S4 Capital has axed annual bonuses for Sir Martin Sorrell and the other executive directors, and the company’s former chief financial officer has stepped down from the board as the fallout from its auditing problems continues.
Details about the decision to drop bonuses and the boardroom shake-up were revealed in the 2021 annual report, which was published as planned a day before The Sunday Times in London published an in-depth report into what it claimed was the accounting “chaos” at S4 Capital.
The company’s share price slumped by a third to £3.10 at the end of March after it postponed its annual results twice because PwC, the auditor, could not complete its work due to a series of audit problems. These included “control weaknesses, staff turnover and lack of detailed documentation”, largely at the MediaMonks content practice.
The delays were “embarrassing and unacceptable”, Sorrell admitted, when the company finally published its annual results and it had to cut its earnings before exceptional items (Ebitda) by up to 5% because of the audit delay, in addition to missing its annual profit margin target.
That has led Sorrell and the other executive directors, who also include Victor Knaap and Wesley ter Haar from MediaMonks, Pete Kim and Christopher Martin from Mighty Hive, Peter Rademaker, chief financial officer until December 2021, and Scott Spirit, to waive their bonuses.
“Both the [remuneration] committee [which is composed of non-executive directors] and the executive directors were disappointed that the Ebitda margin target was not achieved and, also acknowledging the delay in publication of the results, have agreed for 2021 that no bonus should be paid,” the annual report said.
Rademaker, who has been a non-executive director since January after handing over the CFO’s role to Mary Basterfield, has agreed to step down from the board at the annual general meeting.
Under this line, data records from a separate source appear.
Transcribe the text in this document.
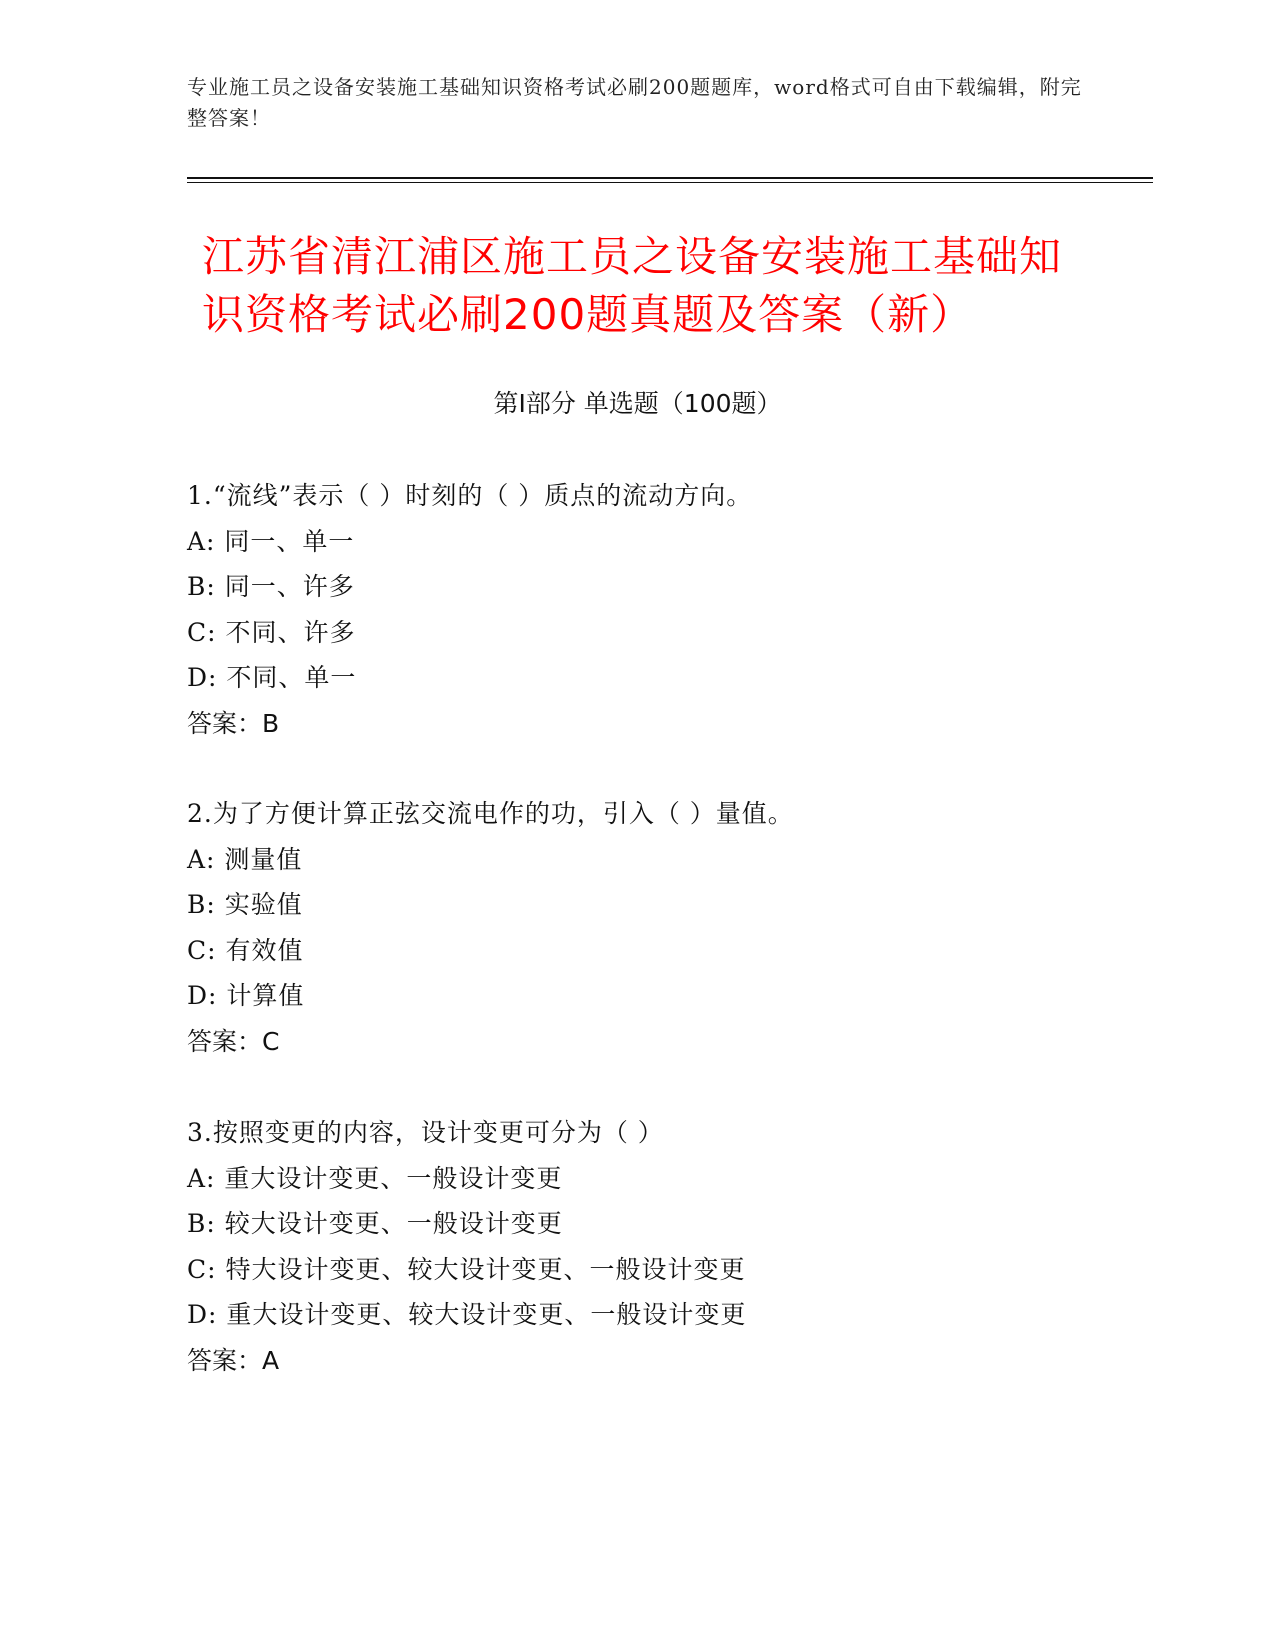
专业施工员之设备安装施工基础知识资格考试必刷200题题库，word格式可自由下载编辑，附完整答案！
江苏省清江浦区施工员之设备安装施工基础知识资格考试必刷200题真题及答案（新）
第Ⅰ部分 单选题（100题）
1.“流线”表示（ ）时刻的（ ）质点的流动方向。
A: 同一、单一
B: 同一、许多
C: 不同、许多
D: 不同、单一
答案：B
2.为了方便计算正弦交流电作的功，引入（ ）量值。
A: 测量值
B: 实验值
C: 有效值
D: 计算值
答案：C
3.按照变更的内容，设计变更可分为（ ）
A: 重大设计变更、一般设计变更
B: 较大设计变更、一般设计变更
C: 特大设计变更、较大设计变更、一般设计变更
D: 重大设计变更、较大设计变更、一般设计变更
答案：A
Rademaker had previously been CFO of MediaMonks.
Kim is also stepping down as an executive director from the board but staying as CEO of the media and data operation.
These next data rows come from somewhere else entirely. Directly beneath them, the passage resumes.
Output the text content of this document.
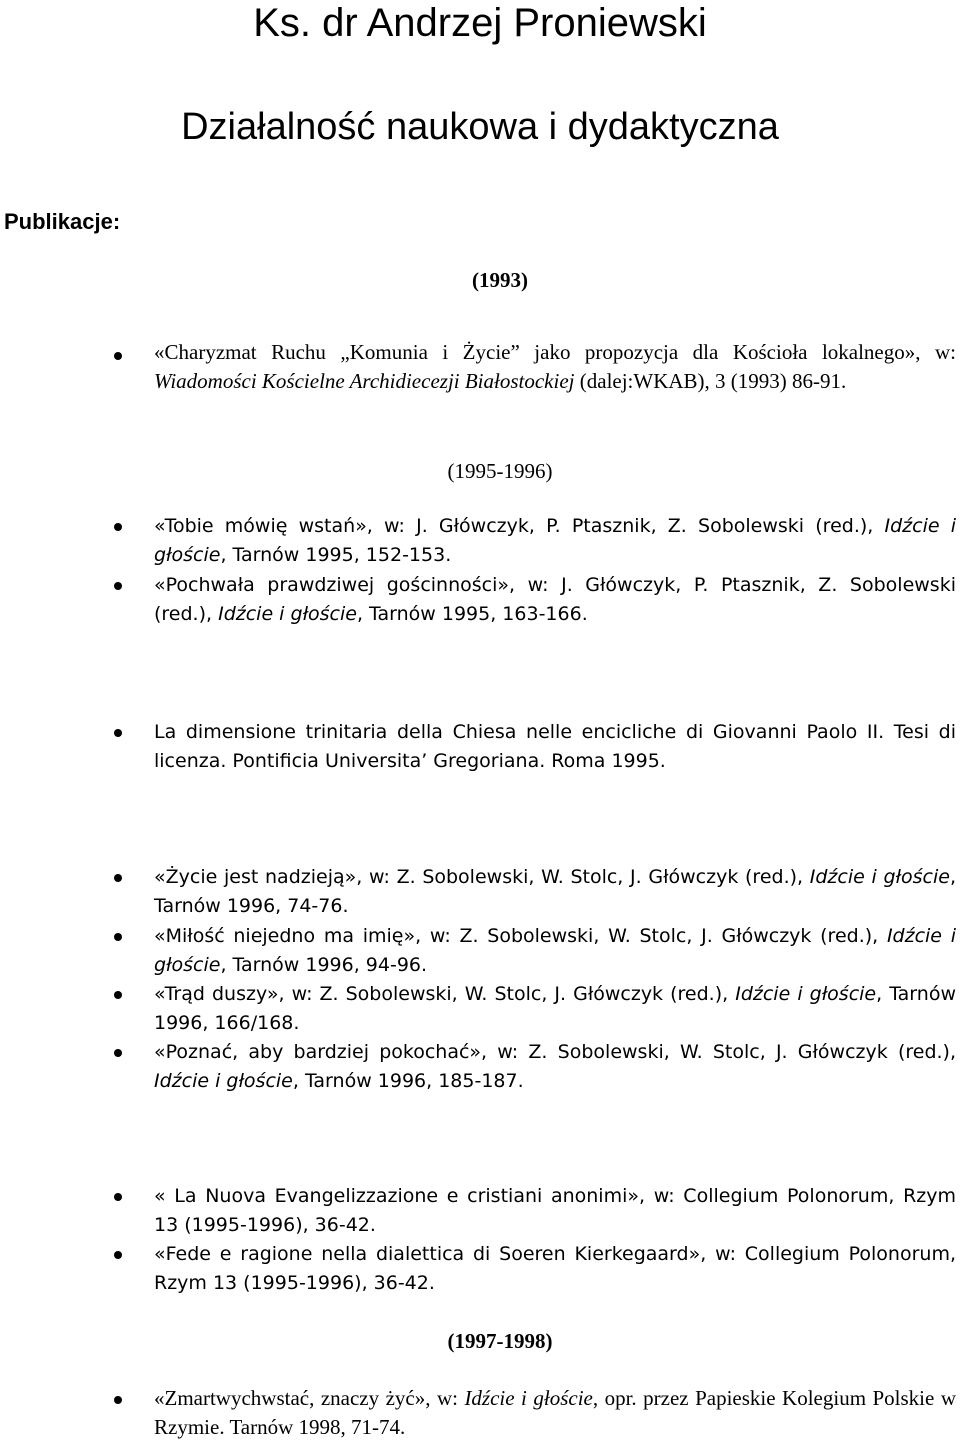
Ks. dr Andrzej Proniewski
Działalność naukowa i dydaktyczna
Publikacje:
(1993)
«Charyzmat Ruchu „Komunia i Życie” jako propozycja dla Kościoła lokalnego», w: Wiadomości Kościelne Archidiecezji Białostockiej (dalej:WKAB), 3 (1993) 86-91.
(1995-1996)
«Tobie mówię wstań», w: J. Główczyk, P. Ptasznik, Z. Sobolewski (red.), Idźcie i głoście, Tarnów 1995, 152-153.
«Pochwała prawdziwej gościnności», w: J. Główczyk, P. Ptasznik, Z. Sobolewski (red.), Idźcie i głoście, Tarnów 1995, 163-166.
La dimensione trinitaria della Chiesa nelle encicliche di Giovanni Paolo II. Tesi di licenza. Pontificia Universita’ Gregoriana. Roma 1995.
«Życie jest nadzieją», w: Z. Sobolewski, W. Stolc, J. Główczyk (red.), Idźcie i głoście, Tarnów 1996, 74-76.
«Miłość niejedno ma imię», w: Z. Sobolewski, W. Stolc, J. Główczyk (red.), Idźcie i głoście, Tarnów 1996, 94-96.
«Trąd duszy», w: Z. Sobolewski, W. Stolc, J. Główczyk (red.), Idźcie i głoście, Tarnów 1996, 166/168.
«Poznać, aby bardziej pokochać», w: Z. Sobolewski, W. Stolc, J. Główczyk (red.), Idźcie i głoście, Tarnów 1996, 185-187.
« La Nuova Evangelizzazione e cristiani anonimi», w: Collegium Polonorum, Rzym 13 (1995-1996), 36-42.
«Fede e ragione nella dialettica di Soeren Kierkegaard», w: Collegium Polonorum, Rzym 13 (1995-1996), 36-42.
(1997-1998)
«Zmartwychwstać, znaczy żyć», w: Idźcie i głoście, opr. przez Papieskie Kolegium Polskie w Rzymie. Tarnów 1998, 71-74.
Spotlight on past practices
S4 Capital, which Sorrell founded in 2018 and has grown by merging with more than two dozen businesses, has vowed to implement tighter finance controls, particularly around revenue recognition.
However, The Sunday Times’ article has shone a fresh spotlight on the company’s past practices.
Under the headline, “How chaotic accounting engulfed Sir Martin Sorrell’s S4 Capital empire”, the newspaper claimed that the company’s “race to land ‘whopper’ clients [worth more than $20m in revenue] overwhelmed finance staff” and it quoted “multiple current and recently departed employees of the agency in four countries, who each described a business chasing growth that failed to install the proper controls and processes”.
MediaMonks used accounting software, called Exact, that “insiders argue is inadequate for a company of its size”, the article said.
In some cases, staff would end up editing a “PDF invoice”, rather than using the Exact system, which caused “chaos internally as staff scrambled to reconcile the sums on their system with the amounts clients had actually been billed”, according to The Sunday Times.
Sorrell told the newspaper that it was incorrect procedure to edit invoices in this way and that “anybody who did this was discouraged from doing so several years ago”. He added: “With the growth of the business, we continue to review software developments.”
S4 Capital’s share price fell about 6% to below £3 in trading on Monday morning, following The Sunday Times’ report.
S4 Capital declined to comment about the article or on its share price when approached by Campaign.
The annual report said the company plans to reappoint PwC as its auditor.
S4 Capital maintains that it is continuing to grow strongly, with like-for-like revenue growth of 25% expected this year, and MediaMonks won Social Media Agency of the Year at Campaign’s global Agency of the Year Awards last week.
Sorrell has a powerful hold over S4 Capital as he owns a controlling “B” share as well as a significant amount of ordinary shares, after investing more than £50m of his own money.
“The board has discussed the scope of my role and remains satisfied that it is appropriate for me to continue to act in a combined capacity as the executive chairman,” Sorrell wrote in the annual report, reiterating what he and the board have said previously.
He earned £203,000, including £100,000 in salary and £73,000 in taxable benefits, last year.
The financial scrutiny comes amid other changes at MediaMonks as several senior executives in Germany, Thomas Strerath and Till Eckel, are leaving.